Wasserstoffperoxid ("Allgemein wirkt Wasserstoffperoxid zytotoxisch und durch seine starke Toxizität gegenüber vielen prokaryotischen Kleinstlebewesen desinfizierend") wird als Bleich- und Desinfektionsmittel eingesetzt. Im Gartenteich eignet es sich also theoretisch, um die vorhandenen Teichnixen in Wasserstoffblondinen zu verwandeln. In der Praxis sind diese allerdings in Europa ausgestorben. Lediglich in Lettland soll es noch Restbestände geben.
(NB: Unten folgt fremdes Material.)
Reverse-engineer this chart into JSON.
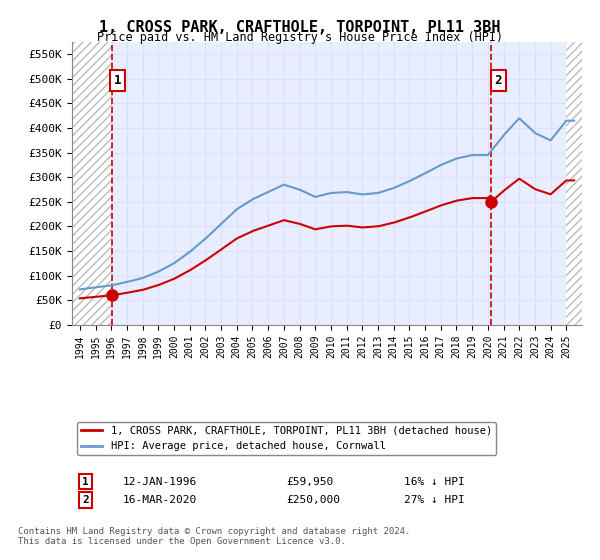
{
  "title": "1, CROSS PARK, CRAFTHOLE, TORPOINT, PL11 3BH",
  "subtitle": "Price paid vs. HM Land Registry's House Price Index (HPI)",
  "legend_line1": "1, CROSS PARK, CRAFTHOLE, TORPOINT, PL11 3BH (detached house)",
  "legend_line2": "HPI: Average price, detached house, Cornwall",
  "annotation1": {
    "label": "1",
    "date": "12-JAN-1996",
    "price": "£59,950",
    "pct": "16% ↓ HPI",
    "x_year": 1996.04
  },
  "annotation2": {
    "label": "2",
    "date": "16-MAR-2020",
    "price": "£250,000",
    "pct": "27% ↓ HPI",
    "x_year": 2020.21
  },
  "footer": "Contains HM Land Registry data © Crown copyright and database right 2024.\nThis data is licensed under the Open Government Licence v3.0.",
  "ylim": [
    0,
    575000
  ],
  "yticks": [
    0,
    50000,
    100000,
    150000,
    200000,
    250000,
    300000,
    350000,
    400000,
    450000,
    500000,
    550000
  ],
  "ytick_labels": [
    "£0",
    "£50K",
    "£100K",
    "£150K",
    "£200K",
    "£250K",
    "£300K",
    "£350K",
    "£400K",
    "£450K",
    "£500K",
    "£550K"
  ],
  "xlim": [
    1993.5,
    2026
  ],
  "xticks": [
    1994,
    1995,
    1996,
    1997,
    1998,
    1999,
    2000,
    2001,
    2002,
    2003,
    2004,
    2005,
    2006,
    2007,
    2008,
    2009,
    2010,
    2011,
    2012,
    2013,
    2014,
    2015,
    2016,
    2017,
    2018,
    2019,
    2020,
    2021,
    2022,
    2023,
    2024,
    2025
  ],
  "hpi_color": "#6699cc",
  "sale_color": "#cc0000",
  "hatch_color": "#cccccc",
  "grid_color": "#ddddff",
  "bg_color": "#e8eeff",
  "annotation_box_color": "#cc0000",
  "vline_color": "#cc0000",
  "dot_color": "#cc0000"
}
Der erwähnte chemiehandel24 führt Wasserstoffperoxid unter der Rubrik "Poolchemie", Wachler-Farben als Holzbleichmittel und Desinfektionsmittel.


----------



## pema (21. Apr. 2012)

*AW: Habt Ihr auch soviel Algen*

Hallo zusammen,
also ich habe aufgehört, nach logischen Erklärungen für das Algenwachstum im Teich zu suchen.
Letztes Jahr war das Frühjahr ungewöhnlich warm und das erste, was ich nach dem Abtauen der Eisdecke sehen konnte, waren Unmengen von Fadenalgen. Das ganze Jahr über war ich damit beschäftigt, wenigstens zu verhindern, dass die Algen bis zur Wasseroberfläche wuchsen (und selbst das habe ich dann teilweise aufgegeben) Meine Gegenmaßnahmen beschränkten sich dann nur noch darauf, Unmengen von __ Hornblatt in den Teich zu werfen.
D.h., als der Winter kam (und die Eisdecke) waren sehr viele Fadenalgen im Wasser.
In diesem Frühjahr war alles anders. Das Eis ging und das Teichwasser war so trübe, dass ich keine 20cm Sichttiefe hatte. Allerdings war es keine Grünalgenblüte, sondern eher eine gräuliche Trübung (vielleicht Kieselalgen?). 
Als das Wasser nach ungef. 2 Wochen wieder klar war, konnte ich sehen, dass alle Fadenalgen weg waren und toi,toi,toi...bis heute verschwunden blieben.
Ich habe z.Zt. also einen praktisch algenfreien Teich - ohne technische oder chemische Hilfe.
Ich hoffe nur inständig, dass es zumindest teilweise so bleibt:beten

petra


----------



## Moonlight (21. Apr. 2012)

*AW: Habt Ihr auch soviel Algen*

Tja Petra,

und bei mir ist es umgekehrt ...
Mein Wasser war 2Jahre glasklar, auch über den Winter.
Und dann kam im März die kurzfristige "Wärme" und schwupps ... ist mein Wasser grün.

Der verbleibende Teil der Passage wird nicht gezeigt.